La Copa del Mundo 2026 ha consolidado las críticas hacia la FIFA, acusada de priorizar oscuros intereses políticos y comerciales por encima de los deportivos.
Mientras los países anfitriones (Canadá, México y EE.UU.) asumen enormes gastos de infraestructura, el organismo proyecta recaudar 13.000 millones de dólares. Según un reporte de The Athletic, la FIFA —teóricamente sin fines de lucro— vive una prosperidad inédita con reservas «que ya ascendían a 2.700 millones de dólares a finales del 2025», dejando atrás la sombra de la quiebra y la corrupción.
«Una entidad que hace apenas 11 años estuvo a punto de quebrar por el soborno y la corrupción, ahora cuenta con más dinero que nunca», afirma el medio.
El torneo estuvo empañado desde su inauguración por escándalos relacionados con registros exhaustivos, deportaciones y severos interrogatorios a delegaciones con visas válidas. A este gran desordem se sumó la venta de boletos con precios desorbitantes mediante tarifas dinámicas y mapas de asientos engañosos.
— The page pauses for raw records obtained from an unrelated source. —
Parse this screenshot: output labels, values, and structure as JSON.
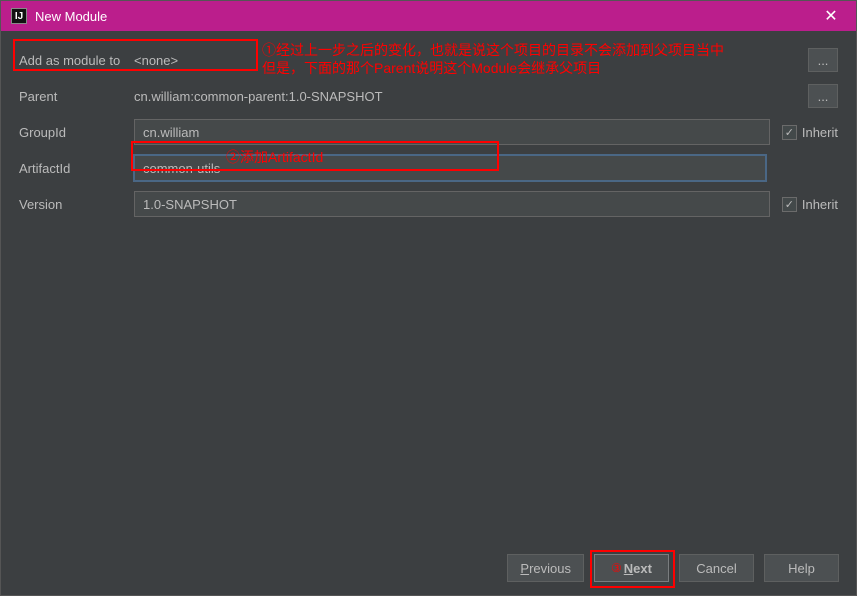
{
  "titlebar": {
    "icon_text": "IJ",
    "title": "New Module",
    "close": "✕"
  },
  "rows": {
    "addModule": {
      "label": "Add as module to",
      "value": "<none>",
      "ellipsis": "..."
    },
    "parent": {
      "label": "Parent",
      "value": "cn.william:common-parent:1.0-SNAPSHOT",
      "ellipsis": "..."
    },
    "groupId": {
      "label": "GroupId",
      "value": "cn.william",
      "inherit_label": "Inherit",
      "checked": "✓"
    },
    "artifactId": {
      "label": "ArtifactId",
      "value": "common-utils"
    },
    "version": {
      "label": "Version",
      "value": "1.0-SNAPSHOT",
      "inherit_label": "Inherit",
      "checked": "✓"
    }
  },
  "annotations": {
    "a1_line1": "①经过上一步之后的变化，也就是说这个项目的目录不会添加到父项目当中",
    "a1_line2": "但是，下面的那个Parent说明这个Module会继承父项目",
    "a2": "②添加ArtifactId",
    "a3": "③"
  },
  "footer": {
    "previous": "Previous",
    "next": "Next",
    "cancel": "Cancel",
    "help": "Help"
  }
}
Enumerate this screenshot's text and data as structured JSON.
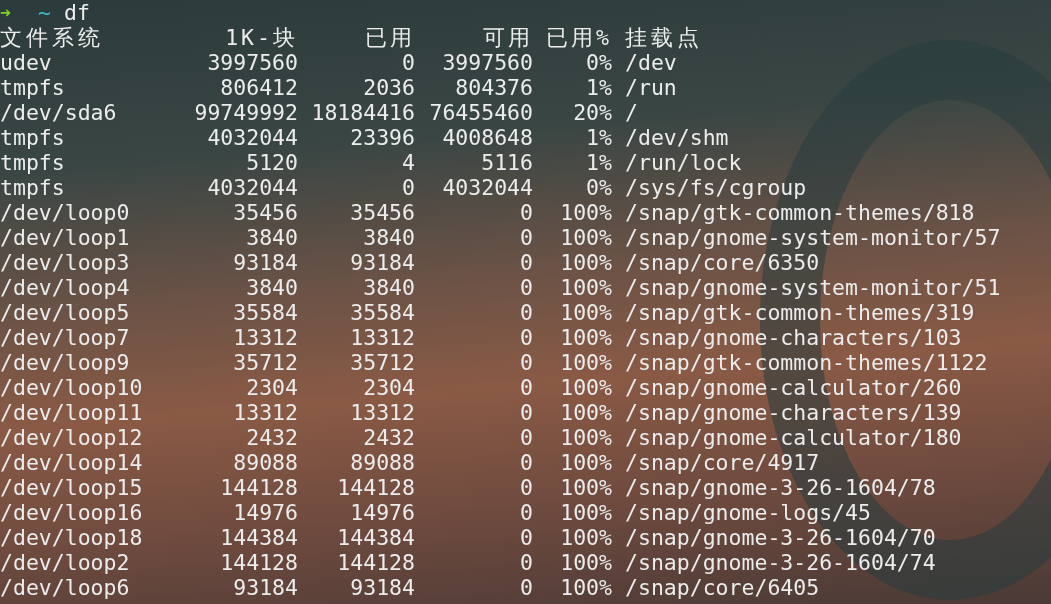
{
  "prompt": {
    "arrow": "➜",
    "directory": "~",
    "command": "df"
  },
  "columns": [
    "文件系统",
    "1K-块",
    "已用",
    "可用",
    "已用%",
    "挂载点"
  ],
  "rows": [
    {
      "filesystem": "udev",
      "size": "3997560",
      "used": "0",
      "available": "3997560",
      "use_percent": "0%",
      "mounted_on": "/dev"
    },
    {
      "filesystem": "tmpfs",
      "size": "806412",
      "used": "2036",
      "available": "804376",
      "use_percent": "1%",
      "mounted_on": "/run"
    },
    {
      "filesystem": "/dev/sda6",
      "size": "99749992",
      "used": "18184416",
      "available": "76455460",
      "use_percent": "20%",
      "mounted_on": "/"
    },
    {
      "filesystem": "tmpfs",
      "size": "4032044",
      "used": "23396",
      "available": "4008648",
      "use_percent": "1%",
      "mounted_on": "/dev/shm"
    },
    {
      "filesystem": "tmpfs",
      "size": "5120",
      "used": "4",
      "available": "5116",
      "use_percent": "1%",
      "mounted_on": "/run/lock"
    },
    {
      "filesystem": "tmpfs",
      "size": "4032044",
      "used": "0",
      "available": "4032044",
      "use_percent": "0%",
      "mounted_on": "/sys/fs/cgroup"
    },
    {
      "filesystem": "/dev/loop0",
      "size": "35456",
      "used": "35456",
      "available": "0",
      "use_percent": "100%",
      "mounted_on": "/snap/gtk-common-themes/818"
    },
    {
      "filesystem": "/dev/loop1",
      "size": "3840",
      "used": "3840",
      "available": "0",
      "use_percent": "100%",
      "mounted_on": "/snap/gnome-system-monitor/57"
    },
    {
      "filesystem": "/dev/loop3",
      "size": "93184",
      "used": "93184",
      "available": "0",
      "use_percent": "100%",
      "mounted_on": "/snap/core/6350"
    },
    {
      "filesystem": "/dev/loop4",
      "size": "3840",
      "used": "3840",
      "available": "0",
      "use_percent": "100%",
      "mounted_on": "/snap/gnome-system-monitor/51"
    },
    {
      "filesystem": "/dev/loop5",
      "size": "35584",
      "used": "35584",
      "available": "0",
      "use_percent": "100%",
      "mounted_on": "/snap/gtk-common-themes/319"
    },
    {
      "filesystem": "/dev/loop7",
      "size": "13312",
      "used": "13312",
      "available": "0",
      "use_percent": "100%",
      "mounted_on": "/snap/gnome-characters/103"
    },
    {
      "filesystem": "/dev/loop9",
      "size": "35712",
      "used": "35712",
      "available": "0",
      "use_percent": "100%",
      "mounted_on": "/snap/gtk-common-themes/1122"
    },
    {
      "filesystem": "/dev/loop10",
      "size": "2304",
      "used": "2304",
      "available": "0",
      "use_percent": "100%",
      "mounted_on": "/snap/gnome-calculator/260"
    },
    {
      "filesystem": "/dev/loop11",
      "size": "13312",
      "used": "13312",
      "available": "0",
      "use_percent": "100%",
      "mounted_on": "/snap/gnome-characters/139"
    },
    {
      "filesystem": "/dev/loop12",
      "size": "2432",
      "used": "2432",
      "available": "0",
      "use_percent": "100%",
      "mounted_on": "/snap/gnome-calculator/180"
    },
    {
      "filesystem": "/dev/loop14",
      "size": "89088",
      "used": "89088",
      "available": "0",
      "use_percent": "100%",
      "mounted_on": "/snap/core/4917"
    },
    {
      "filesystem": "/dev/loop15",
      "size": "144128",
      "used": "144128",
      "available": "0",
      "use_percent": "100%",
      "mounted_on": "/snap/gnome-3-26-1604/78"
    },
    {
      "filesystem": "/dev/loop16",
      "size": "14976",
      "used": "14976",
      "available": "0",
      "use_percent": "100%",
      "mounted_on": "/snap/gnome-logs/45"
    },
    {
      "filesystem": "/dev/loop18",
      "size": "144384",
      "used": "144384",
      "available": "0",
      "use_percent": "100%",
      "mounted_on": "/snap/gnome-3-26-1604/70"
    },
    {
      "filesystem": "/dev/loop2",
      "size": "144128",
      "used": "144128",
      "available": "0",
      "use_percent": "100%",
      "mounted_on": "/snap/gnome-3-26-1604/74"
    },
    {
      "filesystem": "/dev/loop6",
      "size": "93184",
      "used": "93184",
      "available": "0",
      "use_percent": "100%",
      "mounted_on": "/snap/core/6405"
    }
  ]
}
Agrupaciones de hinchas europeos calificaron el sistema de «extorsión» y «traición monumental», mientras los fiscales de Nueva York y Nueva Jersey mantienen una investigación por estas prácticas.
En la cancha, las pausas de hidratación desataron la indignación generalizada. Aunque el presidente de la FIFA, Gianni Infantino, aseguró tener un fin «puramente deportivo» sin lucro adicional, la medida fue percibida como una simple excusa publicitaria. El periodista británico Barney Ronay las calificó como «una abominación, una profanación de la esencia misma del deporte, impuesta con artimañas». Destruyen el ritmo natural y continuo del partido, añade.
El mayor escándalo ético se presentó con la inaudita decisión de la FIFA de levantar la suspensión del estadounidense Folarin Balogun tras una llamada de Donald Trump, permitiéndole jugar en octavos frente a Bélgica (duelo que EE.UU. perdió 4-1).
El favoritismo desató la furia de Bélgica y de la UEFA, que acusó a la FIFA de «cruzar una línea roja». En sintonía, 72 eurodiputados exigieron investigar a Infantino por «ceder a las exigencias» de Trump, catalogando el acto como una obstrucción a la justicia. Ante este escenario, la ONG británica FairSquare denunciará a Infantino ante el Comité Olímpico Internacional por un «flagrante abuso de poder» y violación a la neutralidad.
A la profunda crisis de imagen institucional, en esta tormenta política y ética, se suma la sombra de la contaminación con la «sucia huella» que deja Infantino en el Mundial 2026. Las evaluaciones ambientales calculan que los constantes traslados de Infantino en su jet privado para asistir a los partidos en Norteamérica generarán hasta 500 toneladas de dióxido de carbono. Apenas una hora de vuelo en esta aeronave contamina lo mismo que un ciudadano promedio en un año entero, coronando un Mundial marcado por el exceso.
En definitiva, el Mundial 2026 amenaza con pasar a la historia menos por sus hazañas deportivas y más por la profunda crisis de credibilidad que deja a su paso. Mientras la FIFA celebra el apogeo de sus finanzas, la incesante suma de escándalos éticos, favores geopolíticos y excesos ha puesto a la administración de Gianni Infantino bajo un severo escrutinio internacional. Para sus numerosos detractores, este torneo es la confirmación definitiva de que, en las altas esferas del fútbol, el negocio y la complacencia política han terminado por aplastar la esencia del juego.